With less than three weeks to go for Nelson Mandela Bay property owners to lodge their complaints about the municipality’s pricing of their homes, the city is adamant that its valuation process is accurate and among the best.

However, some home owners are disputing the 2017 General Valuation Roll, saying it is flawed and not based on market values.

The metro published the latest valuation roll last month and distributed it to individual accountholders.

It hopes to get more revenue in its coffers from the property value process, targeting an extra 7% in income from rates.

But estate agent Linda Byron, who has been handling valuation objections on behalf of some property owners for the last 10 years, said the market was not showing any improvement since the 2013 valuations.

Byron, who assists residents in her personal capacity, said she had objected to the city’s valuation of her own property in 2007 and 2011.

She would do so again this year as she was facing a 32% rates increase, even though she had not done any renovations since the last valuation.

Three other homes in her street of similar size were each slapped with different increases, she said.

One had increased by 14% in value, the second by 23%, the third by 32% and the fourth by 40%.

“All four of us have lived in our houses since the last valuation, so how are the figures so different?” Byron asked.

Listing examples of clients whose property values had skyrocketed, she said one resident had bought a house in Walmer for R2.5-million in 2015, but the municipality now priced the home at R3.7-million.
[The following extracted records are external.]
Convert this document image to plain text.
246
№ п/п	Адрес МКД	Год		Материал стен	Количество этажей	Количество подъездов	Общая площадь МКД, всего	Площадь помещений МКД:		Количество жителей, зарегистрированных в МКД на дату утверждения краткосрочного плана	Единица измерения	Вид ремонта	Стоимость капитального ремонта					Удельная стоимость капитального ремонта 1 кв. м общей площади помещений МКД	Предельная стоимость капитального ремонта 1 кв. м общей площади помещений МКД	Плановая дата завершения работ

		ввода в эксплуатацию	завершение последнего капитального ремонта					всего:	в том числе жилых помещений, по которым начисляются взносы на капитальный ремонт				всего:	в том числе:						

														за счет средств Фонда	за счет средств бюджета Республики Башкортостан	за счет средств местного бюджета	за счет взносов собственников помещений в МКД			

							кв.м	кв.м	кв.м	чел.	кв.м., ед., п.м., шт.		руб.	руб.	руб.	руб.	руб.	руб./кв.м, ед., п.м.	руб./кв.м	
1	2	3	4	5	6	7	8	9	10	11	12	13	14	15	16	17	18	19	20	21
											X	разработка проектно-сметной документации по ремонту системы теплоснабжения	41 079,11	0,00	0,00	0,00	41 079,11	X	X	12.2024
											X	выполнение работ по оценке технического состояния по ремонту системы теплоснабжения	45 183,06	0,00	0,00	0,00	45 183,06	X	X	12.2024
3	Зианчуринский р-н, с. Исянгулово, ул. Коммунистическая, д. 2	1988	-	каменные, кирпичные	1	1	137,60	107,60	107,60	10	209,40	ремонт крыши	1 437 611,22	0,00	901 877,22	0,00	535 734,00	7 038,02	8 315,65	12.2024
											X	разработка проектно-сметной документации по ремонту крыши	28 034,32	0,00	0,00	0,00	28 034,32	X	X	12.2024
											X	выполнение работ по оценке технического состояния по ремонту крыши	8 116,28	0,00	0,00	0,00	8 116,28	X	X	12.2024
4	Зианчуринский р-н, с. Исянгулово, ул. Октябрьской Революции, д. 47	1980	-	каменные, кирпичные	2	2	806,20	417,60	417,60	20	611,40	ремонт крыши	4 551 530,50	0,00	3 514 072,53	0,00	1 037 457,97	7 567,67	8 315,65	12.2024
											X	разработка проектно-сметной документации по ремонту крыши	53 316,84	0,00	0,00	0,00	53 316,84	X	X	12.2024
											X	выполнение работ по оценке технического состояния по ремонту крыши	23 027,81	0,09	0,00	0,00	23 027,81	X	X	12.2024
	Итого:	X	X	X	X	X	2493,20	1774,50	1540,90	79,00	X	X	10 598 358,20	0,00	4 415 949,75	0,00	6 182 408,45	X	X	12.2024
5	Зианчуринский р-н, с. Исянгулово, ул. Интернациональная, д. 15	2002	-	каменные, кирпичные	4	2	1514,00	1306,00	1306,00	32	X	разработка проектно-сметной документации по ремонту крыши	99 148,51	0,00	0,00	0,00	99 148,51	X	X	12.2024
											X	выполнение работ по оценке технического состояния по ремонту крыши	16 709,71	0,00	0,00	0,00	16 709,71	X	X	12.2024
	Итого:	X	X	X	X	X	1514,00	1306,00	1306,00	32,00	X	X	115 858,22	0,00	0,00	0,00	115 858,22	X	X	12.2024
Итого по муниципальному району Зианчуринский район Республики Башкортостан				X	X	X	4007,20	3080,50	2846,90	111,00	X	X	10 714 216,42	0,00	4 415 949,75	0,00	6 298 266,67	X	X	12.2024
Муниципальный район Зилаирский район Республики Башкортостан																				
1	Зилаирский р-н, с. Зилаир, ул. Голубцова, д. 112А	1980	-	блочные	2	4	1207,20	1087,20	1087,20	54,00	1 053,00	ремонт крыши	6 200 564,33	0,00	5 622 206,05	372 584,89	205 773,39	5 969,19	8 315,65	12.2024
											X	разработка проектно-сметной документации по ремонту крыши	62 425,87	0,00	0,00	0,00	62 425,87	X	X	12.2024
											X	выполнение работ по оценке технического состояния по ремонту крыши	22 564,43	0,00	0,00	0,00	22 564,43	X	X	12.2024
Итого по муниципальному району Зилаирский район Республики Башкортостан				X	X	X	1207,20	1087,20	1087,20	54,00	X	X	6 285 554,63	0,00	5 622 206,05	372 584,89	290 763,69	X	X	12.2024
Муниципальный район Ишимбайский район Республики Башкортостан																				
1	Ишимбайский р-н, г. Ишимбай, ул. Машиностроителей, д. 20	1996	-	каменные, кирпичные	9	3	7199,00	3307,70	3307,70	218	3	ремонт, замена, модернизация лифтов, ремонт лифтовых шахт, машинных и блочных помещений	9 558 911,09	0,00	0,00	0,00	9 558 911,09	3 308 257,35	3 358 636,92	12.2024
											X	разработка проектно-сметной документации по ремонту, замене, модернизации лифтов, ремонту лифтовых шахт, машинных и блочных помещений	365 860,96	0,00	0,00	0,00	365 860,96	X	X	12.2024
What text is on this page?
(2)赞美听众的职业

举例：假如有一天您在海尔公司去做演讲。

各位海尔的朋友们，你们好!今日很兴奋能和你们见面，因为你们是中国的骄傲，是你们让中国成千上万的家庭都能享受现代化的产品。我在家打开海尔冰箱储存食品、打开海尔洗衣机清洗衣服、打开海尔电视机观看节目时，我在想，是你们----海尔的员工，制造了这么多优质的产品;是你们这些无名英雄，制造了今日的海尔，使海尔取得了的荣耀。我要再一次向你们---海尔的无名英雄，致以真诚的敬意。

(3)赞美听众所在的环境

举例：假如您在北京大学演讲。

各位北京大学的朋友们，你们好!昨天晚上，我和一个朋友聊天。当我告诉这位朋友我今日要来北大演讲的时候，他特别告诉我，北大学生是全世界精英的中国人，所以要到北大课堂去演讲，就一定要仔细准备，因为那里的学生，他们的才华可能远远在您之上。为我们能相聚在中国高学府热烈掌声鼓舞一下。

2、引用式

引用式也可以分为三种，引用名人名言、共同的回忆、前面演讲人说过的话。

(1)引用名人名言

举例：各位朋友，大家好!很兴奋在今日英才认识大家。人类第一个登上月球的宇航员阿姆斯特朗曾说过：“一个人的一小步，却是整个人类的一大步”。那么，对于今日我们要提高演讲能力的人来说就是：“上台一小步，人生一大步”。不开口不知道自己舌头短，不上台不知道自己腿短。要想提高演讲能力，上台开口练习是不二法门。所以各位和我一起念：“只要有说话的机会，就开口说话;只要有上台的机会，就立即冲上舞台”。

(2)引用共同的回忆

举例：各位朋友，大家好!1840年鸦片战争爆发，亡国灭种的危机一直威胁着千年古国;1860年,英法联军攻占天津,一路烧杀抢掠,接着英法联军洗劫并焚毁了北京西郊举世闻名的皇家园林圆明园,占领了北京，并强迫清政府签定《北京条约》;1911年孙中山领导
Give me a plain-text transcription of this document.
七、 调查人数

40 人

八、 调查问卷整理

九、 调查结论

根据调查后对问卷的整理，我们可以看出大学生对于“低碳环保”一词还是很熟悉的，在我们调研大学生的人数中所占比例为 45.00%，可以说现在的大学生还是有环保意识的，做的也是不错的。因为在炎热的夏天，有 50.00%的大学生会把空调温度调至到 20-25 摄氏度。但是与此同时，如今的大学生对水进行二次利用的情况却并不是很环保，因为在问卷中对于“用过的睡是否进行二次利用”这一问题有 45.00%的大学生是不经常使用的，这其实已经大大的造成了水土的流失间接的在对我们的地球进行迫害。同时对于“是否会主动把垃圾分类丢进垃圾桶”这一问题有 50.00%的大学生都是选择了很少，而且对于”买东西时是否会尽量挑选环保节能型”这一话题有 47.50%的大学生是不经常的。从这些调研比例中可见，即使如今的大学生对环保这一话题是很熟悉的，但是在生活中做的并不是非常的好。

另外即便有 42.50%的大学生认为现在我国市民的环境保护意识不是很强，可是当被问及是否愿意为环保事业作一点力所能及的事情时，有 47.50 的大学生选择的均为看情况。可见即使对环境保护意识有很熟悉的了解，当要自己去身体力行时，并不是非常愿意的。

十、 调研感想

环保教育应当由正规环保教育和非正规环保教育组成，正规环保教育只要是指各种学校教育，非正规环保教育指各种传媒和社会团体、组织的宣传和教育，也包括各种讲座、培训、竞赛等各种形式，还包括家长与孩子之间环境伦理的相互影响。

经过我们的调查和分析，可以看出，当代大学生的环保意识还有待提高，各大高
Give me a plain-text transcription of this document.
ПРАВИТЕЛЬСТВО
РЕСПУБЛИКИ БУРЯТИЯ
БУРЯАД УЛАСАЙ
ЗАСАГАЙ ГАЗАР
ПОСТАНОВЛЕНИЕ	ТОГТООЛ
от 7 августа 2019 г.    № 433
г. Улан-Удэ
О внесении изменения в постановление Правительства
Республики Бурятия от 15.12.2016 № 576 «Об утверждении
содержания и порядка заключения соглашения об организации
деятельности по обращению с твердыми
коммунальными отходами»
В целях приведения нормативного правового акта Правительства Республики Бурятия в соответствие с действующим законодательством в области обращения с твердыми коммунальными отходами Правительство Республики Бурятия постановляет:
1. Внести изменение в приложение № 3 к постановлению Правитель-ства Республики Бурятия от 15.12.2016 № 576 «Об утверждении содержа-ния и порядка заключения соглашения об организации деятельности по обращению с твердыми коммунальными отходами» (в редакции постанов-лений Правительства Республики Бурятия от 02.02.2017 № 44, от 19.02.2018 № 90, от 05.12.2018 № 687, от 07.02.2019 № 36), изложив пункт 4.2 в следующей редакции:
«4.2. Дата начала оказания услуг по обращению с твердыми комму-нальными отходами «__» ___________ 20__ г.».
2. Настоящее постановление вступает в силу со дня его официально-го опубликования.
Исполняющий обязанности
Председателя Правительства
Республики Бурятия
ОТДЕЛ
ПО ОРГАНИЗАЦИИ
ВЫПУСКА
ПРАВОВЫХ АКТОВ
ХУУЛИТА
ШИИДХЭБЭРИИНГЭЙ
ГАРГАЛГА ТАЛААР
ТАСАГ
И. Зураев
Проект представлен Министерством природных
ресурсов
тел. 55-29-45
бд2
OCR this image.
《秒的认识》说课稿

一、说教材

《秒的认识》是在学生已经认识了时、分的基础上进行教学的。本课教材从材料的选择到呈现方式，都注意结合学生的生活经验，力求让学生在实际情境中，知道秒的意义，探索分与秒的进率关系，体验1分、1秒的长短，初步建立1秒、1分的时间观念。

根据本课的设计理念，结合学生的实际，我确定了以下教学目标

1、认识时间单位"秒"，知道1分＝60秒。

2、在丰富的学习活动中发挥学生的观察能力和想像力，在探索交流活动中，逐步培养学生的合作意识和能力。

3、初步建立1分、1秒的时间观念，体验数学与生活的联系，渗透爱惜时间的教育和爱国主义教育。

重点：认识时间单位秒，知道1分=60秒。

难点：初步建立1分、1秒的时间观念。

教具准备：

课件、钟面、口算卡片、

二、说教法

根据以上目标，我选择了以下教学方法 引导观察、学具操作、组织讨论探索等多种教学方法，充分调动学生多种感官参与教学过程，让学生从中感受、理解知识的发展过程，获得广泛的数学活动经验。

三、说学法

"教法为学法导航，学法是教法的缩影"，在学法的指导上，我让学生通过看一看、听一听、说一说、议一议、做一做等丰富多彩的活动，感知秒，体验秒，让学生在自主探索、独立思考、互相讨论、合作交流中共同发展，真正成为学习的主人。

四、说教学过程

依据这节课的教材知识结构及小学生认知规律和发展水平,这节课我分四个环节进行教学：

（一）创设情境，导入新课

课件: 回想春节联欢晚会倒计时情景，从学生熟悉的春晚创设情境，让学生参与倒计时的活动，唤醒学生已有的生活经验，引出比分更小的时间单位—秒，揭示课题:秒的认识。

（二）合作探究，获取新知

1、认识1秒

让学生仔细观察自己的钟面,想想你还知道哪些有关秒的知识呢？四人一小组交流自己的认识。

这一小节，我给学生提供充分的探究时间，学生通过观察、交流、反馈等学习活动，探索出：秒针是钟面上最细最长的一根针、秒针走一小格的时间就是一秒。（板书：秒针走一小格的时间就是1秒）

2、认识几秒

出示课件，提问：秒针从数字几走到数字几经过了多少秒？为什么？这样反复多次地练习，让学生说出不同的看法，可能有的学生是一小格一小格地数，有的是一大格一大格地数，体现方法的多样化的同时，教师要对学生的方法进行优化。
Another client bought a house for R1.7-million four months ago, but the city has valued his house at R2.6-million.

“That is wrong. What they paid was the market value, so they have a good basis to object,” Byron said.
A 96-year-old resident in Walmer had been hit with a 131% value increase since 2013.

“In 2013, his house was valued at R1.1-million, and that was based on a successful objection.

“He’s done no renovations but the municipality has valued his house at R2.55-million. His house has not been touched.

“These new rates kick in in July and then you have to factor in the extra 9.5% property rates increase.

“This means the man’s rates will have increased from R964 a month to R2 466 a month from July.

“This is insane. It’s wrong and it’s impossible. We’ve not seen an increase in house values over such a short period.”

The municipality, on the other hand, said the municipal valuations were market-related.

Political budget and treasury head councillor Retief Odendaal said property values were determined through a study of home sales in specific areas and the size of the properties.

“In most cases, we’re spot on, but it could be that the municipality made a mistake,” he said.

“My advice would be for residents to phone estate agents and get the market value of the property in specific areas.”

Asked if the municipality’s method of valuations was not open to legal challenge, considering it did not physically inspect each of the houses to determine the value, Odendaal said he did not believe so.

“There’s no onus on the municipality or service provider if people don’t object. Our method is an accepted practice.”

Property owners have until April 28 to submit objections.